Bayer’s site in Leverkusen, Germany.
Credit: Bayer
Bayer’s site in Leverkusen, Germany, will continue to be home for the chemical and life sciences companies following the split.

Bayer plans to float its polymer business, known as Bayer MaterialScience (BMS), on the stock market as a separate entity in the next 12 to 18 months, leaving the German giant with only pharmaceutical and agricultural chemical activities.

The spin-off will mark the end of an era not just for Bayer but for big German firms with both drug and chemical businesses, a strategy that dates back almost 150 years to the early days of the chemistry enterprise. Two other German majors, Hoechst and BASF, separated their pharma and chemical businesses in 1998 and 2001, respectively. Family-controlled Merck KGaA is the last German company to keep to a drugs-and-chemicals strategy.

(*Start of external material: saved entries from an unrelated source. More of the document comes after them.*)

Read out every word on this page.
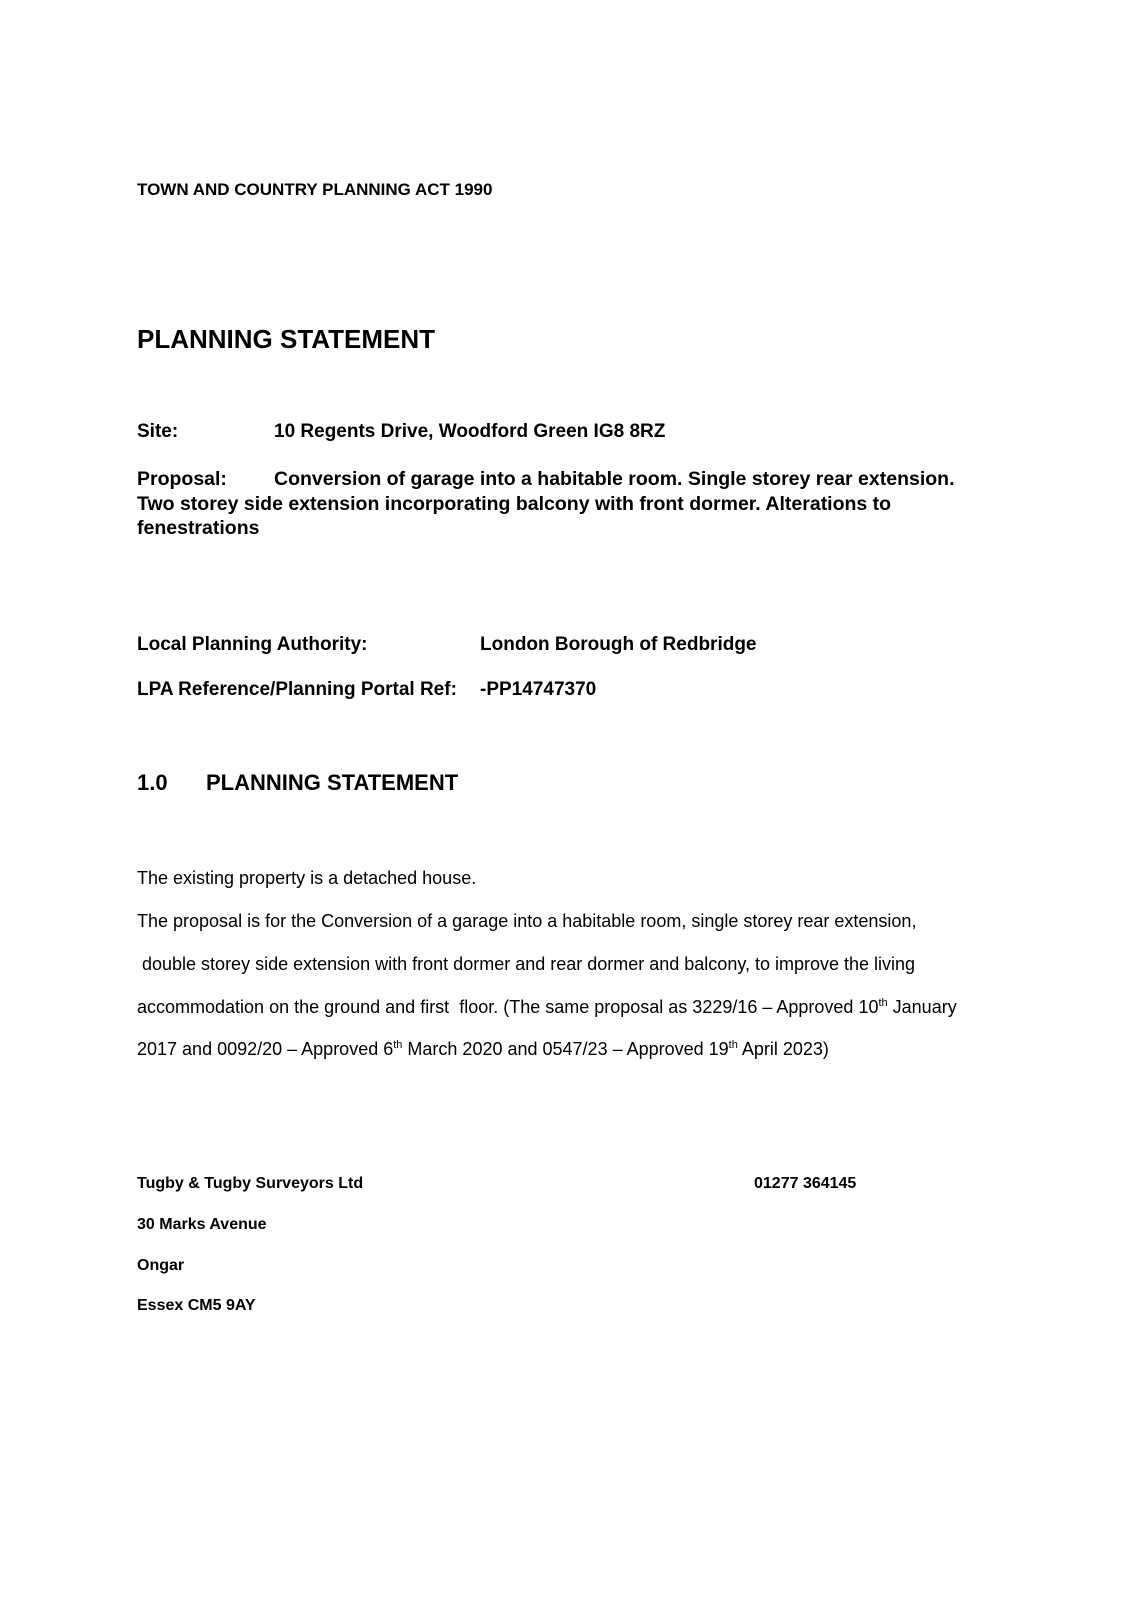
TOWN AND COUNTRY PLANNING ACT 1990
PLANNING STATEMENT
Site:	10 Regents Drive, Woodford Green IG8 8RZ
Proposal: Conversion of garage into a habitable room. Single storey rear extension. Two storey side extension incorporating balcony with front dormer. Alterations to fenestrations
Local Planning Authority:	London Borough of Redbridge
LPA Reference/Planning Portal Ref: -PP14747370
1.0 PLANNING STATEMENT
The existing property is a detached house.
The proposal is for the Conversion of a garage into a habitable room, single storey rear extension,
double storey side extension with front dormer and rear dormer and balcony, to improve the living
accommodation on the ground and first  floor. (The same proposal as 3229/16 – Approved 10th January
2017 and 0092/20 – Approved 6th March 2020 and 0547/23 – Approved 19th April 2023)
Tugby & Tugby Surveyors Ltd	01277 364145
30 Marks Avenue
Ongar
Essex CM5 9AY
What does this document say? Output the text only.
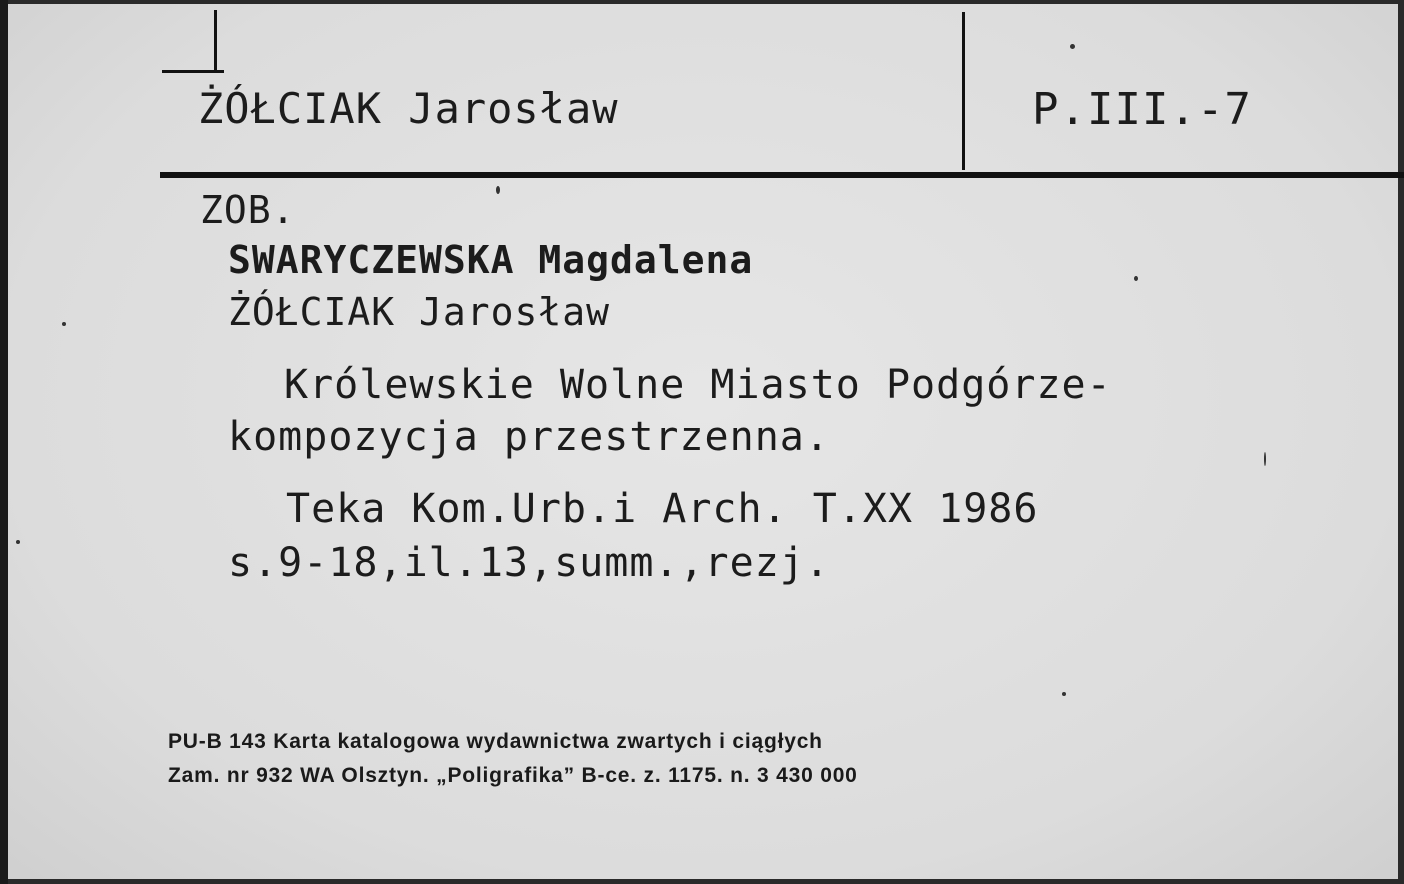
ŻÓŁCIAK Jarosław	P.III.-7
ZOB.
SWARYCZEWSKA Magdalena
ŻÓŁCIAK Jarosław
Królewskie Wolne Miasto Podgórze-
kompozycja przestrzenna.
Teka Kom.Urb.i Arch. T.XX 1986
s.9-18,il.13,summ.,rezj.
PU-B 143 Karta katalogowa wydawnictwa zwartych i ciągłych
Zam. nr 932 WA Olsztyn. „Poligrafika” B-ce. z. 1175. n. 3 430 000
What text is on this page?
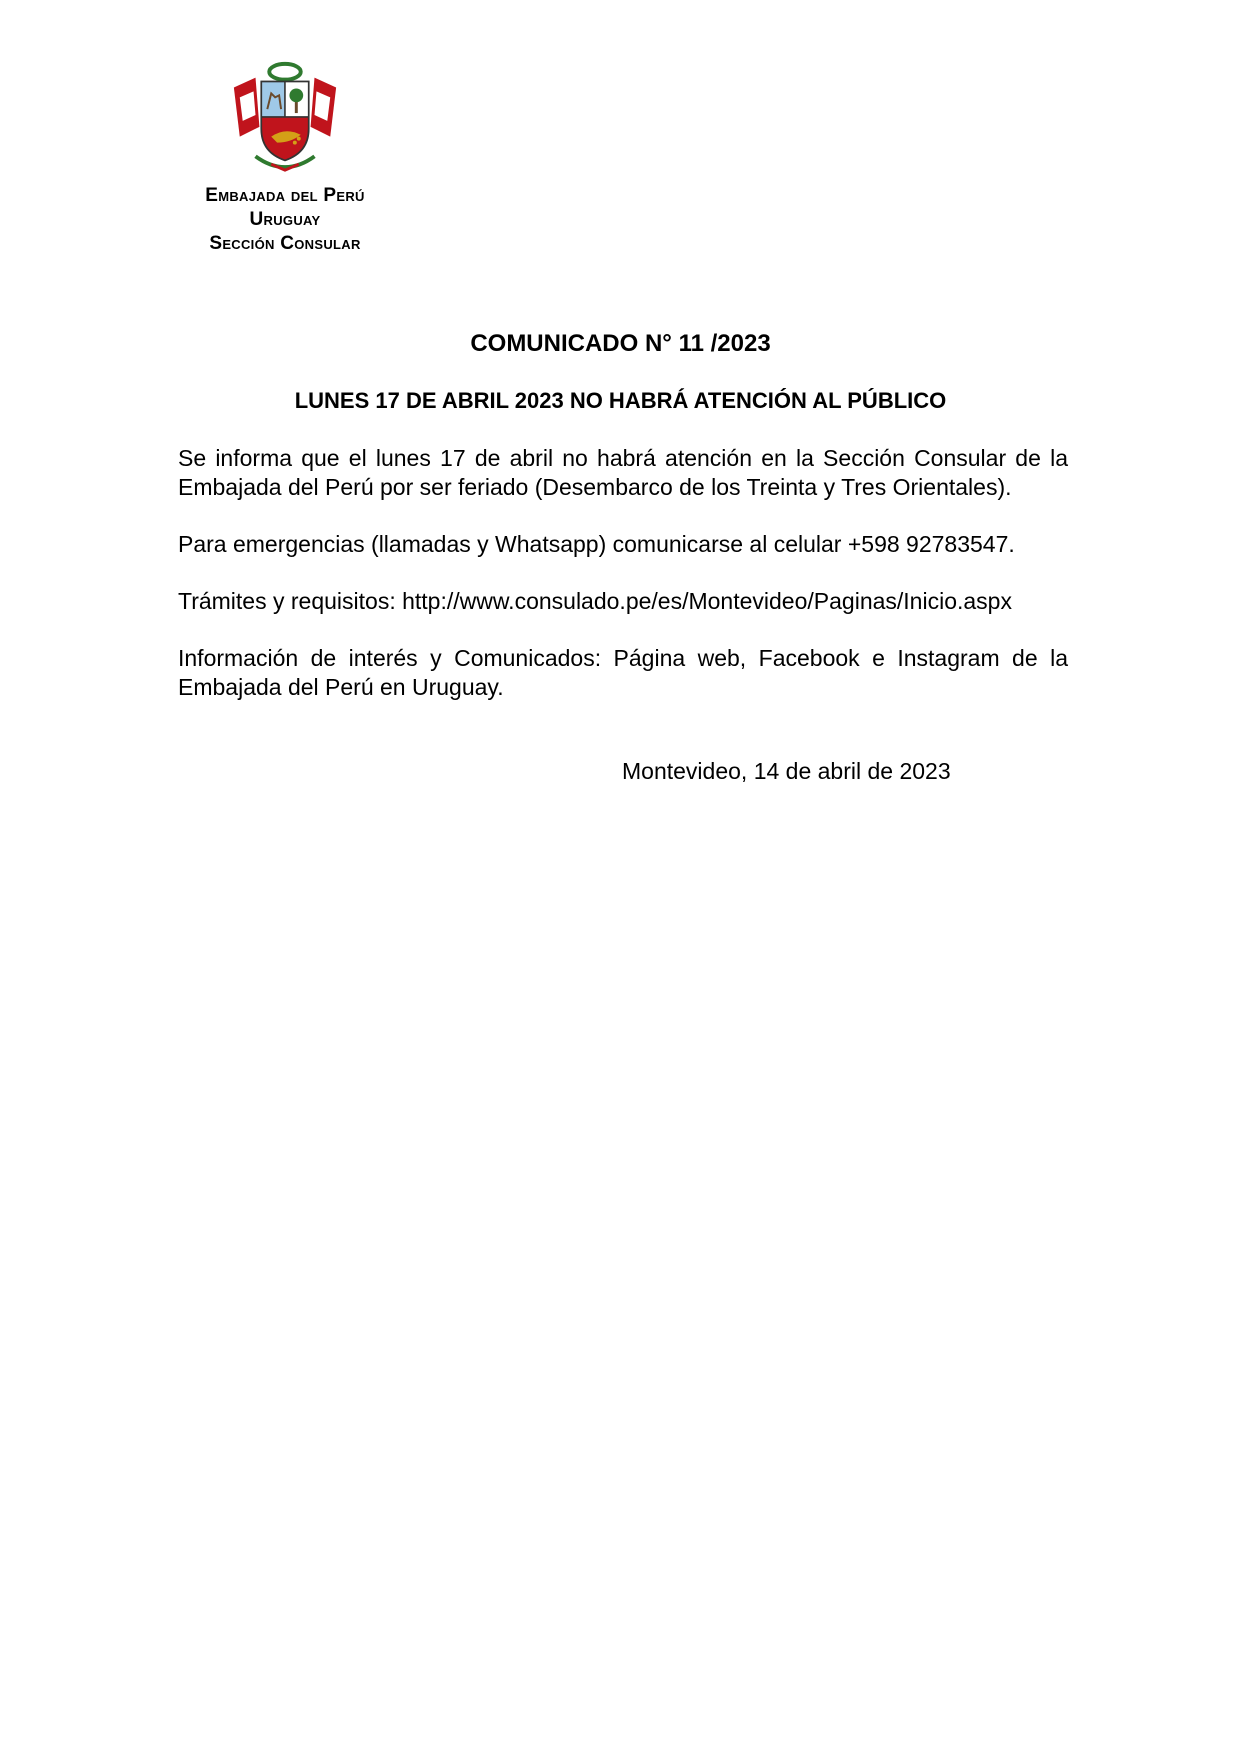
Embajada del Perú
Uruguay
Sección Consular
COMUNICADO N° 11 /2023
LUNES 17 DE ABRIL 2023 NO HABRÁ ATENCIÓN AL PÚBLICO

Se informa que el lunes 17 de abril no habrá atención en la Sección Consular de la Embajada del Perú por ser feriado (Desembarco de los Treinta y Tres Orientales).

Para emergencias (llamadas y Whatsapp) comunicarse al celular +598 92783547.

Trámites y requisitos: http://www.consulado.pe/es/Montevideo/Paginas/Inicio.aspx

Información de interés y Comunicados: Página web, Facebook e Instagram de la Embajada del Perú en Uruguay.

Montevideo, 14 de abril de 2023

BMS has 16,800 workers and annual sales of $15.6 billion from polymers such as polycarbonate and polyurethanes, making it one of the four largest chemical firms in Europe in its own right. But it has struggled to post strong returns in recent years. Although it accounted for 30% of Bayer’s sales last year, it contributed just 12% of pretax profits.

Hiving off BMS will leave a life sciences firm with annual sales of $40.4 billion—more than half of which will be from the Bayer HealthCare pharmaceutical business—and 99,000 employees. Leverkusen will continue to be the headquarters site for both Bayer and BMS for the foreseeable future. Bayer says it will protect jobs in both organizations for the next five years.

“We feel it has become increasingly difficult to adequately resource life sciences and MaterialScience in one group,” Bayer Chairman Marijn Dekkers told journalists during a conference call to discuss the move. Money raised from the sale of BMS will enable Bayer to increase R&D spending, make small acquisitions, and reduce debt following its $14.2 billion acquisition earlier this year of the over-the-counter drug business of Merck & Co., Dekkers said.

Bayer floated its commodity chemicals business, Lanxess, in 2005. That company has struggled financially recently. However, BMS is number one or two in the world in the sectors in which it operates and “can generate significant value on a stand-alone basis,” Dekkers said.